Claro que a grande maioria de colonos e mazombos estavam à margem de todas estas arbitrariedades, diga-se! Os protestos iniciaram-se à volta de Tembo Aluma, na proximidade do posto administrativo de Mangano e espalharam-se desta zona fronteiriça até ao coração do distrito de Malange.
Assunção Roxo ( Antiga aluna da E.I. Luanda)
Na madrugada de 04 de fevereiro de 1961, em Luanda, “supostamente o MPLA” ataca a Casa de Reclusão, Esquadra da Polícia Móvel e cadeia de S. Paulo sob a alçada da PIDE, com a intenção de libertar presos políticos, entre os quais Domingos Magalhães Paiva e Agostinho Mendes de Carvalho, político e escritor, usando o pseudónimo de Uanhenga Xitu.
A 11 do mesmo mês, repete-se o assalto. O Cónego Manuel das Neves entre outros esteve na organização destas ações permitindo que debaixo do altar da Sé Catedral se escondessem catanas. Este diria mais tarde: “É suicida combater com catanas, mas romper-se-á assim o mito de que todos estamos satisfeitos com os portugueses”.

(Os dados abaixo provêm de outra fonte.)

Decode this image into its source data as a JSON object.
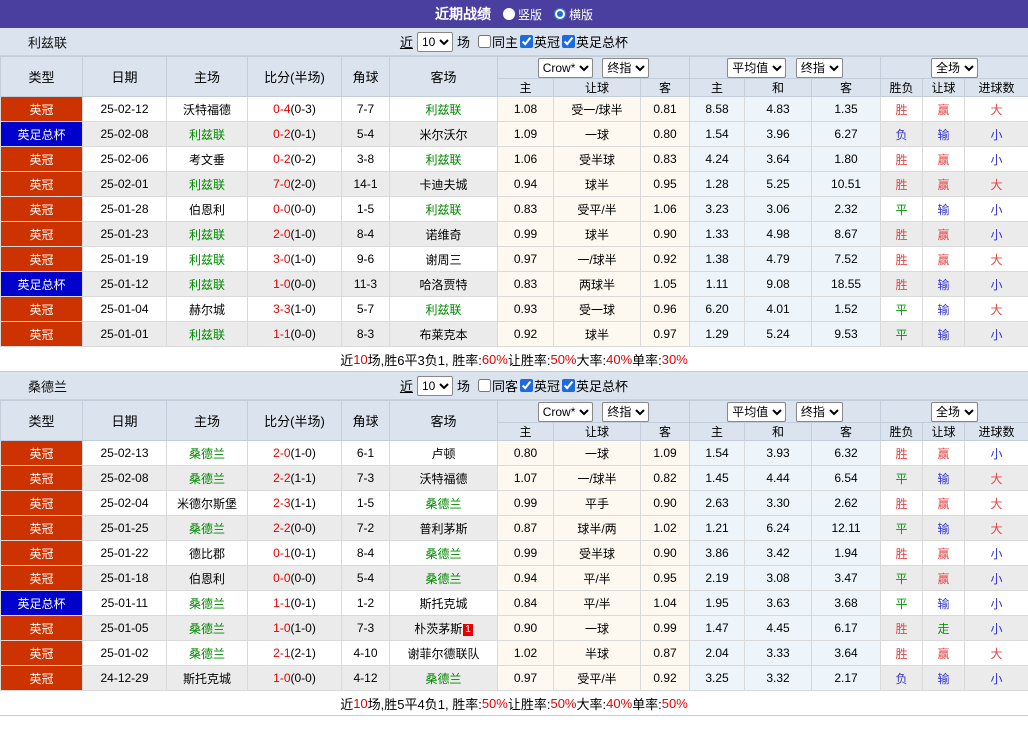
{
  "title_bar": {
    "title": "近期战绩",
    "radios": [
      {
        "label": "竖版",
        "selected": false
      },
      {
        "label": "横版",
        "selected": true
      }
    ]
  },
  "filter": {
    "near": "近",
    "count": "10",
    "games": "场"
  },
  "columns": {
    "type": "类型",
    "date": "日期",
    "home": "主场",
    "score": "比分(半场)",
    "corner": "角球",
    "away": "客场",
    "dropdowns": [
      "Crow*",
      "终指",
      "平均值",
      "终指",
      "全场"
    ],
    "sub": [
      "主",
      "让球",
      "客",
      "主",
      "和",
      "客",
      "胜负",
      "让球",
      "进球数"
    ]
  },
  "colors": {
    "title_purple": "#4a3f9e",
    "league_badge": "#cc3300",
    "cup_badge": "#0000cc",
    "team_green": "#008800",
    "score_red": "#e60000",
    "result_red": "#e64444",
    "result_blue": "#3333cc",
    "result_green": "#009900"
  },
  "sections": [
    {
      "team": "利兹联",
      "same_side_label": "同主",
      "same_side_checked": false,
      "league_label": "英冠",
      "league_checked": true,
      "cup_label": "英足总杯",
      "cup_checked": true,
      "rows": [
        {
          "type": "英冠",
          "cup": false,
          "date": "25-02-12",
          "home": "沃特福德",
          "home_is_team": false,
          "ft": "0-4",
          "ht": "(0-3)",
          "corner": "7-7",
          "away": "利兹联",
          "away_is_team": true,
          "away_badge": "",
          "o_home": "1.08",
          "handicap": "受一/球半",
          "o_away": "0.81",
          "avg_home": "8.58",
          "avg_draw": "4.83",
          "avg_away": "1.35",
          "res": [
            "胜",
            "赢",
            "大"
          ],
          "res_c": [
            "r",
            "r",
            "r"
          ]
        },
        {
          "type": "英足总杯",
          "cup": true,
          "date": "25-02-08",
          "home": "利兹联",
          "home_is_team": true,
          "ft": "0-2",
          "ht": "(0-1)",
          "corner": "5-4",
          "away": "米尔沃尔",
          "away_is_team": false,
          "away_badge": "",
          "o_home": "1.09",
          "handicap": "一球",
          "o_away": "0.80",
          "avg_home": "1.54",
          "avg_draw": "3.96",
          "avg_away": "6.27",
          "res": [
            "负",
            "输",
            "小"
          ],
          "res_c": [
            "b",
            "b",
            "b"
          ]
        },
        {
          "type": "英冠",
          "cup": false,
          "date": "25-02-06",
          "home": "考文垂",
          "home_is_team": false,
          "ft": "0-2",
          "ht": "(0-2)",
          "corner": "3-8",
          "away": "利兹联",
          "away_is_team": true,
          "away_badge": "",
          "o_home": "1.06",
          "handicap": "受半球",
          "o_away": "0.83",
          "avg_home": "4.24",
          "avg_draw": "3.64",
          "avg_away": "1.80",
          "res": [
            "胜",
            "赢",
            "小"
          ],
          "res_c": [
            "r",
            "r",
            "b"
          ]
        },
        {
          "type": "英冠",
          "cup": false,
          "date": "25-02-01",
          "home": "利兹联",
          "home_is_team": true,
          "ft": "7-0",
          "ht": "(2-0)",
          "corner": "14-1",
          "away": "卡迪夫城",
          "away_is_team": false,
          "away_badge": "",
          "o_home": "0.94",
          "handicap": "球半",
          "o_away": "0.95",
          "avg_home": "1.28",
          "avg_draw": "5.25",
          "avg_away": "10.51",
          "res": [
            "胜",
            "赢",
            "大"
          ],
          "res_c": [
            "r",
            "r",
            "r"
          ]
        },
        {
          "type": "英冠",
          "cup": false,
          "date": "25-01-28",
          "home": "伯恩利",
          "home_is_team": false,
          "ft": "0-0",
          "ht": "(0-0)",
          "corner": "1-5",
          "away": "利兹联",
          "away_is_team": true,
          "away_badge": "",
          "o_home": "0.83",
          "handicap": "受平/半",
          "o_away": "1.06",
          "avg_home": "3.23",
          "avg_draw": "3.06",
          "avg_away": "2.32",
          "res": [
            "平",
            "输",
            "小"
          ],
          "res_c": [
            "g",
            "b",
            "b"
          ]
        },
        {
          "type": "英冠",
          "cup": false,
          "date": "25-01-23",
          "home": "利兹联",
          "home_is_team": true,
          "ft": "2-0",
          "ht": "(1-0)",
          "corner": "8-4",
          "away": "诺维奇",
          "away_is_team": false,
          "away_badge": "",
          "o_home": "0.99",
          "handicap": "球半",
          "o_away": "0.90",
          "avg_home": "1.33",
          "avg_draw": "4.98",
          "avg_away": "8.67",
          "res": [
            "胜",
            "赢",
            "小"
          ],
          "res_c": [
            "r",
            "r",
            "b"
          ]
        },
        {
          "type": "英冠",
          "cup": false,
          "date": "25-01-19",
          "home": "利兹联",
          "home_is_team": true,
          "ft": "3-0",
          "ht": "(1-0)",
          "corner": "9-6",
          "away": "谢周三",
          "away_is_team": false,
          "away_badge": "",
          "o_home": "0.97",
          "handicap": "一/球半",
          "o_away": "0.92",
          "avg_home": "1.38",
          "avg_draw": "4.79",
          "avg_away": "7.52",
          "res": [
            "胜",
            "赢",
            "大"
          ],
          "res_c": [
            "r",
            "r",
            "r"
          ]
        },
        {
          "type": "英足总杯",
          "cup": true,
          "date": "25-01-12",
          "home": "利兹联",
          "home_is_team": true,
          "ft": "1-0",
          "ht": "(0-0)",
          "corner": "11-3",
          "away": "哈洛贾特",
          "away_is_team": false,
          "away_badge": "",
          "o_home": "0.83",
          "handicap": "两球半",
          "o_away": "1.05",
          "avg_home": "1.11",
          "avg_draw": "9.08",
          "avg_away": "18.55",
          "res": [
            "胜",
            "输",
            "小"
          ],
          "res_c": [
            "r",
            "b",
            "b"
          ]
        },
        {
          "type": "英冠",
          "cup": false,
          "date": "25-01-04",
          "home": "赫尔城",
          "home_is_team": false,
          "ft": "3-3",
          "ht": "(1-0)",
          "corner": "5-7",
          "away": "利兹联",
          "away_is_team": true,
          "away_badge": "",
          "o_home": "0.93",
          "handicap": "受一球",
          "o_away": "0.96",
          "avg_home": "6.20",
          "avg_draw": "4.01",
          "avg_away": "1.52",
          "res": [
            "平",
            "输",
            "大"
          ],
          "res_c": [
            "g",
            "b",
            "r"
          ]
        },
        {
          "type": "英冠",
          "cup": false,
          "date": "25-01-01",
          "home": "利兹联",
          "home_is_team": true,
          "ft": "1-1",
          "ht": "(0-0)",
          "corner": "8-3",
          "away": "布莱克本",
          "away_is_team": false,
          "away_badge": "",
          "o_home": "0.92",
          "handicap": "球半",
          "o_away": "0.97",
          "avg_home": "1.29",
          "avg_draw": "5.24",
          "avg_away": "9.53",
          "res": [
            "平",
            "输",
            "小"
          ],
          "res_c": [
            "g",
            "b",
            "b"
          ]
        }
      ],
      "summary": [
        {
          "t": "近",
          "c": "k"
        },
        {
          "t": "10",
          "c": "r"
        },
        {
          "t": "场,胜6平3负1, 胜率:",
          "c": "k"
        },
        {
          "t": "60%",
          "c": "r"
        },
        {
          "t": " 让胜率:",
          "c": "k"
        },
        {
          "t": "50%",
          "c": "r"
        },
        {
          "t": " 大率:",
          "c": "k"
        },
        {
          "t": "40%",
          "c": "r"
        },
        {
          "t": " 单率:",
          "c": "k"
        },
        {
          "t": "30%",
          "c": "r"
        }
      ]
    },
    {
      "team": "桑德兰",
      "same_side_label": "同客",
      "same_side_checked": false,
      "league_label": "英冠",
      "league_checked": true,
      "cup_label": "英足总杯",
      "cup_checked": true,
      "rows": [
        {
          "type": "英冠",
          "cup": false,
          "date": "25-02-13",
          "home": "桑德兰",
          "home_is_team": true,
          "ft": "2-0",
          "ht": "(1-0)",
          "corner": "6-1",
          "away": "卢顿",
          "away_is_team": false,
          "away_badge": "",
          "o_home": "0.80",
          "handicap": "一球",
          "o_away": "1.09",
          "avg_home": "1.54",
          "avg_draw": "3.93",
          "avg_away": "6.32",
          "res": [
            "胜",
            "赢",
            "小"
          ],
          "res_c": [
            "r",
            "r",
            "b"
          ]
        },
        {
          "type": "英冠",
          "cup": false,
          "date": "25-02-08",
          "home": "桑德兰",
          "home_is_team": true,
          "ft": "2-2",
          "ht": "(1-1)",
          "corner": "7-3",
          "away": "沃特福德",
          "away_is_team": false,
          "away_badge": "",
          "o_home": "1.07",
          "handicap": "一/球半",
          "o_away": "0.82",
          "avg_home": "1.45",
          "avg_draw": "4.44",
          "avg_away": "6.54",
          "res": [
            "平",
            "输",
            "大"
          ],
          "res_c": [
            "g",
            "b",
            "r"
          ]
        },
        {
          "type": "英冠",
          "cup": false,
          "date": "25-02-04",
          "home": "米德尔斯堡",
          "home_is_team": false,
          "ft": "2-3",
          "ht": "(1-1)",
          "corner": "1-5",
          "away": "桑德兰",
          "away_is_team": true,
          "away_badge": "",
          "o_home": "0.99",
          "handicap": "平手",
          "o_away": "0.90",
          "avg_home": "2.63",
          "avg_draw": "3.30",
          "avg_away": "2.62",
          "res": [
            "胜",
            "赢",
            "大"
          ],
          "res_c": [
            "r",
            "r",
            "r"
          ]
        },
        {
          "type": "英冠",
          "cup": false,
          "date": "25-01-25",
          "home": "桑德兰",
          "home_is_team": true,
          "ft": "2-2",
          "ht": "(0-0)",
          "corner": "7-2",
          "away": "普利茅斯",
          "away_is_team": false,
          "away_badge": "",
          "o_home": "0.87",
          "handicap": "球半/两",
          "o_away": "1.02",
          "avg_home": "1.21",
          "avg_draw": "6.24",
          "avg_away": "12.11",
          "res": [
            "平",
            "输",
            "大"
          ],
          "res_c": [
            "g",
            "b",
            "r"
          ]
        },
        {
          "type": "英冠",
          "cup": false,
          "date": "25-01-22",
          "home": "德比郡",
          "home_is_team": false,
          "ft": "0-1",
          "ht": "(0-1)",
          "corner": "8-4",
          "away": "桑德兰",
          "away_is_team": true,
          "away_badge": "",
          "o_home": "0.99",
          "handicap": "受半球",
          "o_away": "0.90",
          "avg_home": "3.86",
          "avg_draw": "3.42",
          "avg_away": "1.94",
          "res": [
            "胜",
            "赢",
            "小"
          ],
          "res_c": [
            "r",
            "r",
            "b"
          ]
        },
        {
          "type": "英冠",
          "cup": false,
          "date": "25-01-18",
          "home": "伯恩利",
          "home_is_team": false,
          "ft": "0-0",
          "ht": "(0-0)",
          "corner": "5-4",
          "away": "桑德兰",
          "away_is_team": true,
          "away_badge": "",
          "o_home": "0.94",
          "handicap": "平/半",
          "o_away": "0.95",
          "avg_home": "2.19",
          "avg_draw": "3.08",
          "avg_away": "3.47",
          "res": [
            "平",
            "赢",
            "小"
          ],
          "res_c": [
            "g",
            "r",
            "b"
          ]
        },
        {
          "type": "英足总杯",
          "cup": true,
          "date": "25-01-11",
          "home": "桑德兰",
          "home_is_team": true,
          "ft": "1-1",
          "ht": "(0-1)",
          "corner": "1-2",
          "away": "斯托克城",
          "away_is_team": false,
          "away_badge": "",
          "o_home": "0.84",
          "handicap": "平/半",
          "o_away": "1.04",
          "avg_home": "1.95",
          "avg_draw": "3.63",
          "avg_away": "3.68",
          "res": [
            "平",
            "输",
            "小"
          ],
          "res_c": [
            "g",
            "b",
            "b"
          ]
        },
        {
          "type": "英冠",
          "cup": false,
          "date": "25-01-05",
          "home": "桑德兰",
          "home_is_team": true,
          "ft": "1-0",
          "ht": "(1-0)",
          "corner": "7-3",
          "away": "朴茨茅斯",
          "away_is_team": false,
          "away_badge": "1",
          "o_home": "0.90",
          "handicap": "一球",
          "o_away": "0.99",
          "avg_home": "1.47",
          "avg_draw": "4.45",
          "avg_away": "6.17",
          "res": [
            "胜",
            "走",
            "小"
          ],
          "res_c": [
            "r",
            "g",
            "b"
          ]
        },
        {
          "type": "英冠",
          "cup": false,
          "date": "25-01-02",
          "home": "桑德兰",
          "home_is_team": true,
          "ft": "2-1",
          "ht": "(2-1)",
          "corner": "4-10",
          "away": "谢菲尔德联队",
          "away_is_team": false,
          "away_badge": "",
          "o_home": "1.02",
          "handicap": "半球",
          "o_away": "0.87",
          "avg_home": "2.04",
          "avg_draw": "3.33",
          "avg_away": "3.64",
          "res": [
            "胜",
            "赢",
            "大"
          ],
          "res_c": [
            "r",
            "r",
            "r"
          ]
        },
        {
          "type": "英冠",
          "cup": false,
          "date": "24-12-29",
          "home": "斯托克城",
          "home_is_team": false,
          "ft": "1-0",
          "ht": "(0-0)",
          "corner": "4-12",
          "away": "桑德兰",
          "away_is_team": true,
          "away_badge": "",
          "o_home": "0.97",
          "handicap": "受平/半",
          "o_away": "0.92",
          "avg_home": "3.25",
          "avg_draw": "3.32",
          "avg_away": "2.17",
          "res": [
            "负",
            "输",
            "小"
          ],
          "res_c": [
            "b",
            "b",
            "b"
          ]
        }
      ],
      "summary": [
        {
          "t": "近",
          "c": "k"
        },
        {
          "t": "10",
          "c": "r"
        },
        {
          "t": "场,胜5平4负1, 胜率:",
          "c": "k"
        },
        {
          "t": "50%",
          "c": "r"
        },
        {
          "t": " 让胜率:",
          "c": "k"
        },
        {
          "t": "50%",
          "c": "r"
        },
        {
          "t": " 大率:",
          "c": "k"
        },
        {
          "t": "40%",
          "c": "r"
        },
        {
          "t": " 单率:",
          "c": "k"
        },
        {
          "t": "50%",
          "c": "r"
        }
      ]
    }
  ]
}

Era suicida combater com catanas e ele, sabia-o na perfeição. Era óbvio que por esta via quereria criar mártires por forma a provocar um levantamento mais generalizado na sociedade luandense e, mais propriamente entre os moradores dos musseques, gente da periferia, que paulatinamente ia ficando mais focada para a luta de libertação. Em paralelo com a notória sublevação era já elevada a condição cultural da sociedade citadina. Em resposta a toda eta sublevação, as autoridades, distribuíram espingardas “Mauser” à população branca da capital e arredores…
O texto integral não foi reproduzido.